The more stop signs a road has, the more likely drivers are to violate them.

That’s a publisher’s factoid from Tom Vanderbilt’s Traffic: Why We Drive the Way We Do (and What It Says About Us). Yet another pop social science book, it is - so far from my reading - a breezy but genuinely interesting read. More interesting than engineers’ and psychologists’ insight into why traffic jams form are the lessons these insights can provide for other aspects of our lives.

Traffic book

Vanderbilt contrasts the interaction of pedestrians on a crowded sidewalk and that of drivers in a crowded road. As pedestrians we move quickly, gingerly coordinating our movements so as not to bump into each other.

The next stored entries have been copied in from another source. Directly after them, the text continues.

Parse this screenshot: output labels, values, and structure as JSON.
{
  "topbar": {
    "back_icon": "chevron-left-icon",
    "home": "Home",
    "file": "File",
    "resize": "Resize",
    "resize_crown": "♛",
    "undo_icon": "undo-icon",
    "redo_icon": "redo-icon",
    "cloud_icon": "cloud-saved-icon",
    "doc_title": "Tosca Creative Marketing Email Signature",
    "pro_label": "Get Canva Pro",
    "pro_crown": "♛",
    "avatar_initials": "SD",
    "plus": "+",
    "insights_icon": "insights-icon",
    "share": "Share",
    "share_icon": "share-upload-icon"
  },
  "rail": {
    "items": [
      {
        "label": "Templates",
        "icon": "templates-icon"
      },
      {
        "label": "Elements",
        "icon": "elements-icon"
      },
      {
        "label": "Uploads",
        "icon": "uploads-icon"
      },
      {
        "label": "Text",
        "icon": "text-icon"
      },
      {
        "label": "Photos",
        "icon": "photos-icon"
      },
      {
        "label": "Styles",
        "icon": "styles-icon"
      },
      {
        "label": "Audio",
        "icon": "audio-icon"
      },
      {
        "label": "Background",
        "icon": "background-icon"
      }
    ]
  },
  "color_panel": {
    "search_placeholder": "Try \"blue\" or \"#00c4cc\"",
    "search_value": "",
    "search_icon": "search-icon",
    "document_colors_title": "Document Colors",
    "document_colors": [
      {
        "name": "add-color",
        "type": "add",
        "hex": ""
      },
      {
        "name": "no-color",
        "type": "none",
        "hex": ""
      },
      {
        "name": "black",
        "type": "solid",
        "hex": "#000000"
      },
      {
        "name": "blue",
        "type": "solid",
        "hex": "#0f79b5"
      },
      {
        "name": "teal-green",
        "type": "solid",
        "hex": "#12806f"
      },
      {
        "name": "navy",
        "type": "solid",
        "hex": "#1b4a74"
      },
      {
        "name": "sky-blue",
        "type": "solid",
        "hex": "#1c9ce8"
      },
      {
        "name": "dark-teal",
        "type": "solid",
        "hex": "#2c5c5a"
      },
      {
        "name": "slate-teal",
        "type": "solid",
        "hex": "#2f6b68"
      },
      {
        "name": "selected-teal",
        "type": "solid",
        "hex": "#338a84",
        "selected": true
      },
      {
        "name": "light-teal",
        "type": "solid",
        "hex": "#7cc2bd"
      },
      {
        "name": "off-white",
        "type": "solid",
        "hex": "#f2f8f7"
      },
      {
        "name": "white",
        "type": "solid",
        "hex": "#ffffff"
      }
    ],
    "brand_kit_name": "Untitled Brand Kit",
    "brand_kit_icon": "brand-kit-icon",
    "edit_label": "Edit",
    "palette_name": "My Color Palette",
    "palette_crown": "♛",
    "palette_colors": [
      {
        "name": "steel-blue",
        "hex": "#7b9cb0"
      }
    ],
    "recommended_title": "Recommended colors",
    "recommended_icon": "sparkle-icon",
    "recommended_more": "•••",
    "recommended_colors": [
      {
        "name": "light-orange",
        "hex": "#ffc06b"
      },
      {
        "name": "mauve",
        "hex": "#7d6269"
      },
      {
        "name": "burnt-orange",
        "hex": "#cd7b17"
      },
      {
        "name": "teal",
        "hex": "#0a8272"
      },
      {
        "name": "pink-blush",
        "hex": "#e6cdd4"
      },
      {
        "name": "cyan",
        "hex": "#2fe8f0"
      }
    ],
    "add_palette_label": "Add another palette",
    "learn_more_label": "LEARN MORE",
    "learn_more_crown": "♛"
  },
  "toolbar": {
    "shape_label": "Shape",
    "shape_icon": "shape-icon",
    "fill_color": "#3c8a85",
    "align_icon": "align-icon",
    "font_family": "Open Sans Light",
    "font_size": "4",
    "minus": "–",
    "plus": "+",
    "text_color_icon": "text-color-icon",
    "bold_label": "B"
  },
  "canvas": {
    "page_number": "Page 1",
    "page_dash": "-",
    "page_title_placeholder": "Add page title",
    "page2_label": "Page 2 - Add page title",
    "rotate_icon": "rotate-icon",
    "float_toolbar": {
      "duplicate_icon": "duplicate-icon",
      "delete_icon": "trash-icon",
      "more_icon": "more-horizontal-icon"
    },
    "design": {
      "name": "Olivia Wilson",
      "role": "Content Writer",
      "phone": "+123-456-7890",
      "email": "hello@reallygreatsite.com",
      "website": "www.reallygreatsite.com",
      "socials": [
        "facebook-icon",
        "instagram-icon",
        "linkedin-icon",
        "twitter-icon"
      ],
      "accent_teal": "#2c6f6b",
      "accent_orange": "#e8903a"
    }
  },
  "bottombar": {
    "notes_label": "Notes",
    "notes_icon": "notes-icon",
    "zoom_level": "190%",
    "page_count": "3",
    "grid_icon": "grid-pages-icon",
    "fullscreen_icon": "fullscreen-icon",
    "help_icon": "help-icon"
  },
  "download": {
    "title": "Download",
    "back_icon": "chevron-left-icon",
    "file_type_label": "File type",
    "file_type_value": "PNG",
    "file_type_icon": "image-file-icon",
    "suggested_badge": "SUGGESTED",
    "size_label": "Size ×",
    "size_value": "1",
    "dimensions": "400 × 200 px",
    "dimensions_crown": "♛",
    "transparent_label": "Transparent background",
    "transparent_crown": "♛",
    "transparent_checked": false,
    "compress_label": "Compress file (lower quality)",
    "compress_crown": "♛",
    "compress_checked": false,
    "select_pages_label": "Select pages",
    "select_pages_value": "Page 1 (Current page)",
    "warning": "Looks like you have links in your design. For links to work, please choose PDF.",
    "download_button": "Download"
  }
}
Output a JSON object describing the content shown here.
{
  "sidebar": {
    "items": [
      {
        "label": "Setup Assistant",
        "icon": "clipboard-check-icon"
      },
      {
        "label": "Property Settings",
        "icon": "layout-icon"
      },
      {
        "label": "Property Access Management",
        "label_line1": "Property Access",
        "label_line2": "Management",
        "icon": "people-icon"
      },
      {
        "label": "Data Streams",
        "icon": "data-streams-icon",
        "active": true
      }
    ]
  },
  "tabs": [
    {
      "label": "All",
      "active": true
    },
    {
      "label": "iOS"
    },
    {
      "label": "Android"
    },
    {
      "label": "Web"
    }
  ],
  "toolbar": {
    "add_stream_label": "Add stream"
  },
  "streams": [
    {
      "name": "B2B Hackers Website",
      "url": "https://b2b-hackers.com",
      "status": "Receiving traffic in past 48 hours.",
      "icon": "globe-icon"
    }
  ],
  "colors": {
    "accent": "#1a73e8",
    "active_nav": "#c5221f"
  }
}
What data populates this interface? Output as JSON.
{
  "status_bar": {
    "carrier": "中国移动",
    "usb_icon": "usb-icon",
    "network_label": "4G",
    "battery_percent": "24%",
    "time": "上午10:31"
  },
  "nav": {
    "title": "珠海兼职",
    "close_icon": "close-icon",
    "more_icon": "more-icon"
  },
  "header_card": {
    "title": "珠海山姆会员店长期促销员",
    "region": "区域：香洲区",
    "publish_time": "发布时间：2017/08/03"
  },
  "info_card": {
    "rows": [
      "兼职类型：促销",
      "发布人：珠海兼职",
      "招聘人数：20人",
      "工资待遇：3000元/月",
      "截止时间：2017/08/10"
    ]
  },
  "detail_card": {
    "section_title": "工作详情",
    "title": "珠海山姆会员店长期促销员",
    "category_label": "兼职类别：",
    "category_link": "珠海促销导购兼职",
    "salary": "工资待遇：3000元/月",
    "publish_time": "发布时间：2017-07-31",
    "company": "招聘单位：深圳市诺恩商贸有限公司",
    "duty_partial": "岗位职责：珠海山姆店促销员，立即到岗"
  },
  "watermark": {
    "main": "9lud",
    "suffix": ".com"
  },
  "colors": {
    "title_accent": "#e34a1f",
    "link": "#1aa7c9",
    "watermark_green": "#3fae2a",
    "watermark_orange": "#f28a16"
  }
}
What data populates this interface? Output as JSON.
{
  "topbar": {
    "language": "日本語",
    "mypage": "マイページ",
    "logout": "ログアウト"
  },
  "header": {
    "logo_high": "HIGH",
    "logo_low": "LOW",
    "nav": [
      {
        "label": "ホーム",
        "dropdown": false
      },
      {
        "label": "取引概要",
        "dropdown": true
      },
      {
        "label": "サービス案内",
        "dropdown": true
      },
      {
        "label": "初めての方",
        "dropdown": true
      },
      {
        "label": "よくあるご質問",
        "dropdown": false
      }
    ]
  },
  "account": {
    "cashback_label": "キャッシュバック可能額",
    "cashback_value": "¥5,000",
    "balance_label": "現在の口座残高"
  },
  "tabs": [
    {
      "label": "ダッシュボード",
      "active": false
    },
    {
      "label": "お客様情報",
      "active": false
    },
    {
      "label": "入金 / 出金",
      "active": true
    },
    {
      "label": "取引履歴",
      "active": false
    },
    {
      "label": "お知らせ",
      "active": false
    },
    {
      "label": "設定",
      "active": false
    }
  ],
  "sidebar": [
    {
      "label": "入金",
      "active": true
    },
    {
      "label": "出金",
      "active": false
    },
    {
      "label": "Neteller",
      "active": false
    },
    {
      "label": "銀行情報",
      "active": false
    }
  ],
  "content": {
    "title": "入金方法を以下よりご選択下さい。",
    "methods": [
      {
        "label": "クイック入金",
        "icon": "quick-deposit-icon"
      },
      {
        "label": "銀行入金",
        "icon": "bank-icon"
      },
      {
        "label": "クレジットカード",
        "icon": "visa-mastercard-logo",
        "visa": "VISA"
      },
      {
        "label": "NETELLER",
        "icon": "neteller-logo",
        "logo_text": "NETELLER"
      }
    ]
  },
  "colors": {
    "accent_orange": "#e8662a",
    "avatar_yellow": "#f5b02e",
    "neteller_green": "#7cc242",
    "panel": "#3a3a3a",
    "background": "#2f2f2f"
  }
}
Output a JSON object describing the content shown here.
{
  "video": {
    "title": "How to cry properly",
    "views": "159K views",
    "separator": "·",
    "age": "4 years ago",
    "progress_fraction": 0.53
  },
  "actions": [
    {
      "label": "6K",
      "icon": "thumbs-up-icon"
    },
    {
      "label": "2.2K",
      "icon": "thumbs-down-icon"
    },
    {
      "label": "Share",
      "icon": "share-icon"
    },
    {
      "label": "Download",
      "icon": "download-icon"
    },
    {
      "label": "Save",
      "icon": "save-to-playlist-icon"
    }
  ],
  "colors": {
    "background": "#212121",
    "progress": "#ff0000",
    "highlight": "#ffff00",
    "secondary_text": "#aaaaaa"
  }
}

We sense personal space and make eye contact. Once in our cars we approach the other cars on the road like, well, other cars, and not as fellow drivers. Ensconced in our little bubbles of metal and glass we are disembodied, and more importantly, all of the other drivers on the road are disembodied, impersonal machines.

This certainly affects how we treat other drivers and respond to their actions. But it says little about how we drive in general. Vanderbilt spends another section of the book talking about driver feedback. We don’t have any feedback when we drive! Without a passenger riding shotgun there is no one, save for the other drive giving the bird, to suggest that “You’re driving way too fast and too close to that other car.” It’s not that we don’t know that this is dangerous, but we’re not self aware. Self awareness quickly changes our behavior. Whether we’re face to face with other people or merely see ourselves in a mirror, we modify our behavior when we see ourselves or anticipate others seeing us. Which is to say we behave.

This isn’t a big surprise to anyone who has read or participated in internet forums or IRC channels. With anonymity and no reputation at stake there is nothing holding us back from unnecessarily mocking other users in a way we would never countenance in meatspace. We’re not self-aware. But what if you attach a name and a face to everything you say?

This is the secret to why social media networks work the way they do. Everything you say on that network is attached to your identity. This works to a degree even without a connection to your real life persona - the online persona has a reputation worth saving quite often - but when our online identities are connected to our real life identities we become self-aware of our interaction with other people.